Unbounded data and continuous processing
Datasets can be classified as unbounded or bounded. Bounded data is finite; it has a beginning and an end. Unbounded data is an ever-growing, essentially infinite data set. The distinction is independent of how the data is processed. Often, unbounded data is equated to stream processing and bounded data to batch processing, but this is starting to change. We will see how state-of-the-art stream processors, such as Apache Apex, can be used to (and are very capable of) processing both unbounded and bounded data, and there is no need for a batch processing system just because the data set happens to be finite.
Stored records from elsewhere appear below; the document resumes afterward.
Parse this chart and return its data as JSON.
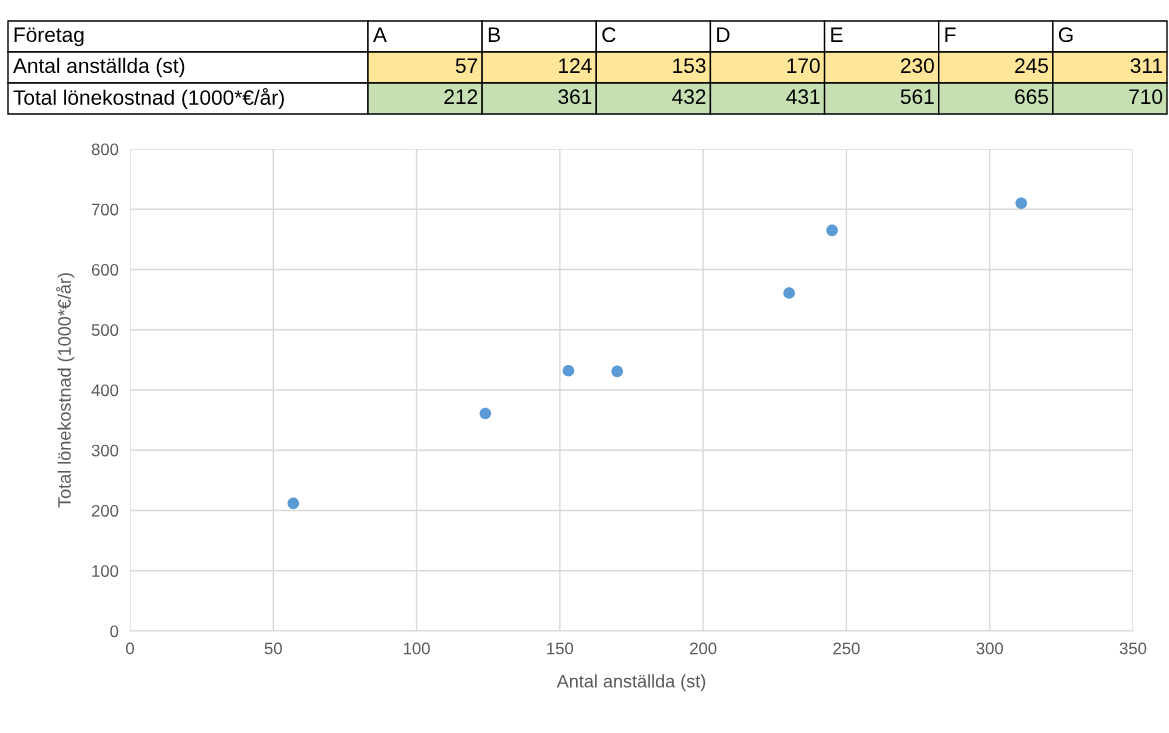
{
  "chart_data": [
    {
      "type": "other",
      "categories": [
        "Företag",
        "A",
        "B",
        "C",
        "D",
        "E",
        "F",
        "G"
      ],
      "annotations": [
        "Antal anställda (st)",
        "57",
        "124",
        "153",
        "170",
        "230",
        "245",
        "311",
        "Total lönekostnad (1000*€/år)",
        "212",
        "361",
        "432",
        "431",
        "561",
        "665",
        "710"
      ]
    },
    {
      "type": "scatter",
      "xlabel": "Antal anställda (st)",
      "ylabel": "Total lönekostnad (1000*€/år)",
      "x": [
        57,
        124,
        153,
        170,
        230,
        245,
        311
      ],
      "values": [
        212,
        361,
        432,
        431,
        561,
        665,
        710
      ],
      "color": "#5b9bd5",
      "marker": "circle",
      "xlim": [
        0,
        350
      ],
      "xticks": [
        0,
        50,
        100,
        150,
        200,
        250,
        300,
        350
      ],
      "ylim": [
        0,
        800
      ],
      "yticks": [
        0,
        100,
        200,
        300,
        400,
        500,
        600,
        700,
        800
      ],
      "grid": true
    }
  ]
}
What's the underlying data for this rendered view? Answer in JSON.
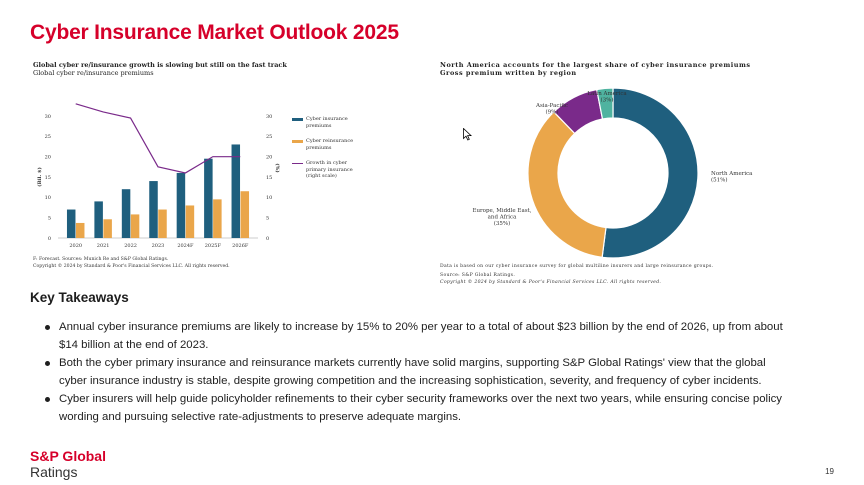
{
  "slide": {
    "title": "Cyber Insurance Market Outlook 2025",
    "page_number": "19",
    "brand_line1": "S&P Global",
    "brand_line2": "Ratings",
    "accent_color": "#d6002a"
  },
  "left_chart": {
    "footnote1": "F: Forecast. Sources: Munich Re and S&P Global Ratings.",
    "footnote2": "Copyright © 2024 by Standard & Poor's Financial Services LLC. All rights reserved."
  },
  "right_chart": {
    "footnote1": "Data is based on our cyber insurance survey for global multiline insurers and large reinsurance groups.",
    "footnote2": "Source: S&P Global Ratings.",
    "footnote3": "Copyright © 2024 by Standard & Poor's Financial Services LLC. All rights reserved."
  },
  "chart_data": [
    {
      "type": "bar",
      "title": "Global cyber re/insurance growth is slowing but still on the fast track",
      "subtitle": "Global cyber re/insurance premiums",
      "xlabel": "",
      "ylabel": "(Bil. $)",
      "y2label": "(%)",
      "categories": [
        "2020",
        "2021",
        "2022",
        "2023",
        "2024F",
        "2025F",
        "2026F"
      ],
      "ylim": [
        0,
        30
      ],
      "yticks": [
        "0",
        "5",
        "10",
        "15",
        "20",
        "25",
        "30"
      ],
      "y2lim": [
        0,
        30
      ],
      "y2ticks": [
        "0",
        "5",
        "10",
        "15",
        "20",
        "25",
        "30"
      ],
      "grid": false,
      "legend_position": "right",
      "series": [
        {
          "name": "Cyber insurance premiums",
          "kind": "bar",
          "axis": "left",
          "color": "#1f5f7e",
          "values": [
            7,
            9,
            12,
            14,
            16,
            19.5,
            23
          ]
        },
        {
          "name": "Cyber reinsurance premiums",
          "kind": "bar",
          "axis": "left",
          "color": "#eaa64a",
          "values": [
            3.7,
            4.6,
            5.8,
            7,
            8,
            9.5,
            11.5
          ]
        },
        {
          "name": "Growth in cyber primary insurance (right scale)",
          "kind": "line",
          "axis": "right",
          "color": "#7a2a8a",
          "values": [
            33,
            31,
            29.5,
            17.5,
            16,
            20,
            20
          ]
        }
      ]
    },
    {
      "type": "pie",
      "donut": true,
      "title": "North America accounts for the largest share of cyber insurance premiums",
      "subtitle": "Gross premium written by region",
      "slices": [
        {
          "label": "North America",
          "line1": "North America",
          "line2": "",
          "value_label": "(51%)",
          "value": 51,
          "color": "#1f5f7e"
        },
        {
          "label": "Europe, Middle East, and Africa",
          "line1": "Europe, Middle East,",
          "line2": "and Africa",
          "value_label": "(35%)",
          "value": 35,
          "color": "#eaa64a"
        },
        {
          "label": "Asia-Pacific",
          "line1": "Asia-Pacific",
          "line2": "",
          "value_label": "(9%)",
          "value": 9,
          "color": "#7a2a8a"
        },
        {
          "label": "Latin America",
          "line1": "Latin America",
          "line2": "",
          "value_label": "(3%)",
          "value": 3,
          "color": "#4fb3a0"
        }
      ]
    }
  ],
  "takeaways": {
    "heading": "Key Takeaways",
    "items": [
      "Annual cyber insurance premiums are likely to increase by 15% to 20% per year to a total of about $23 billion by the end of 2026, up from about $14 billion at the end of 2023.",
      "Both the cyber primary insurance and reinsurance markets currently have solid margins, supporting S&P Global Ratings' view that the global cyber insurance industry is stable, despite growing competition and the increasing sophistication, severity, and frequency of cyber incidents.",
      "Cyber insurers will help guide policyholder refinements to their cyber security frameworks over the next two years, while ensuring concise policy wording and pursuing selective rate-adjustments to preserve adequate margins."
    ]
  }
}
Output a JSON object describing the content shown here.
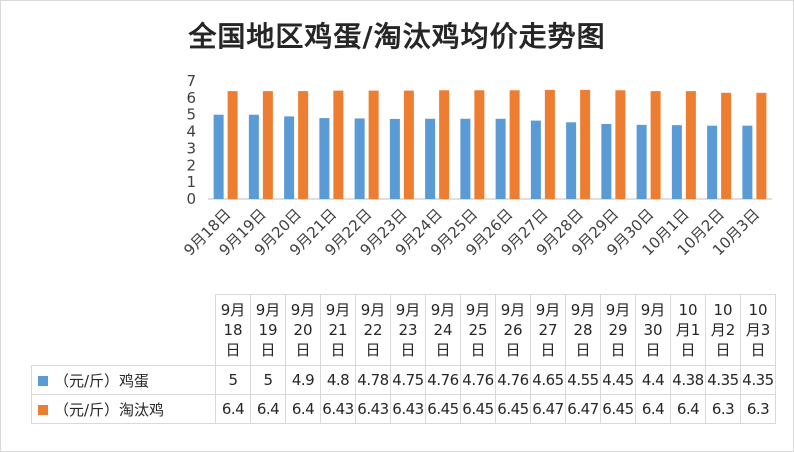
{
  "chart_data": {
    "type": "bar",
    "title": "全国地区鸡蛋/淘汰鸡均价走势图",
    "categories": [
      "9月18日",
      "9月19日",
      "9月20日",
      "9月21日",
      "9月22日",
      "9月23日",
      "9月24日",
      "9月25日",
      "9月26日",
      "9月27日",
      "9月28日",
      "9月29日",
      "9月30日",
      "10月1日",
      "10月2日",
      "10月3日"
    ],
    "series": [
      {
        "name": "（元/斤）鸡蛋",
        "color": "#5b9bd5",
        "values": [
          5,
          5,
          4.9,
          4.8,
          4.78,
          4.75,
          4.76,
          4.76,
          4.76,
          4.65,
          4.55,
          4.45,
          4.4,
          4.38,
          4.35,
          4.35
        ]
      },
      {
        "name": "（元/斤）淘汰鸡",
        "color": "#ed7d31",
        "values": [
          6.4,
          6.4,
          6.4,
          6.43,
          6.43,
          6.43,
          6.45,
          6.45,
          6.45,
          6.47,
          6.47,
          6.45,
          6.4,
          6.4,
          6.3,
          6.3
        ]
      }
    ],
    "ylim": [
      0,
      7
    ],
    "yticks": [
      0,
      1,
      2,
      3,
      4,
      5,
      6,
      7
    ],
    "grid": false,
    "legend": "data-table"
  },
  "table": {
    "category_labels": [
      [
        "9月",
        "18",
        "日"
      ],
      [
        "9月",
        "19",
        "日"
      ],
      [
        "9月",
        "20",
        "日"
      ],
      [
        "9月",
        "21",
        "日"
      ],
      [
        "9月",
        "22",
        "日"
      ],
      [
        "9月",
        "23",
        "日"
      ],
      [
        "9月",
        "24",
        "日"
      ],
      [
        "9月",
        "25",
        "日"
      ],
      [
        "9月",
        "26",
        "日"
      ],
      [
        "9月",
        "27",
        "日"
      ],
      [
        "9月",
        "28",
        "日"
      ],
      [
        "9月",
        "29",
        "日"
      ],
      [
        "9月",
        "30",
        "日"
      ],
      [
        "10",
        "月1",
        "日"
      ],
      [
        "10",
        "月2",
        "日"
      ],
      [
        "10",
        "月3",
        "日"
      ]
    ],
    "rows": [
      {
        "name": "（元/斤）鸡蛋",
        "color": "#5b9bd5",
        "values": [
          "5",
          "5",
          "4.9",
          "4.8",
          "4.78",
          "4.75",
          "4.76",
          "4.76",
          "4.76",
          "4.65",
          "4.55",
          "4.45",
          "4.4",
          "4.38",
          "4.35",
          "4.35"
        ]
      },
      {
        "name": "（元/斤）淘汰鸡",
        "color": "#ed7d31",
        "values": [
          "6.4",
          "6.4",
          "6.4",
          "6.43",
          "6.43",
          "6.43",
          "6.45",
          "6.45",
          "6.45",
          "6.47",
          "6.47",
          "6.45",
          "6.4",
          "6.4",
          "6.3",
          "6.3"
        ]
      }
    ]
  }
}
For more details on these data processing concepts, you can visit the following link: https://www.oreilly.com/ideas/the-world-beyond-batch-streaming-101.
Most big datasets (high volume) that are eventually processed by big data systems are unbounded. There is a rapidly increasing volume of such infinite data from sources such as IoT sensors (such as industrial gauge sensors, automobile data ports, connected home, and quantified self), stock markets and financial transactions, telecommunications towers and satellites, and so on. At the same time, the legacy processing and storage systems are either nearing performance and capacity limits, or total cost of ownership (TCO) is becoming prohibitive.
Businesses need to convert the available data into meaningful insights and make data-driven, real-time decisions to remain competitive.
Organizations are increasingly relying on very fast processing (high velocity), as the value of data diminishes as it ages:
How were these unbounded datasets processed without streaming architecture?
To be consumable by a batch processor, they had to be pided into bounded data, often at intervals of hours. Before processing could begin, the earliest events would wait for a long time for their batch to be ready. At the time of processing, data would already be old and less valuable.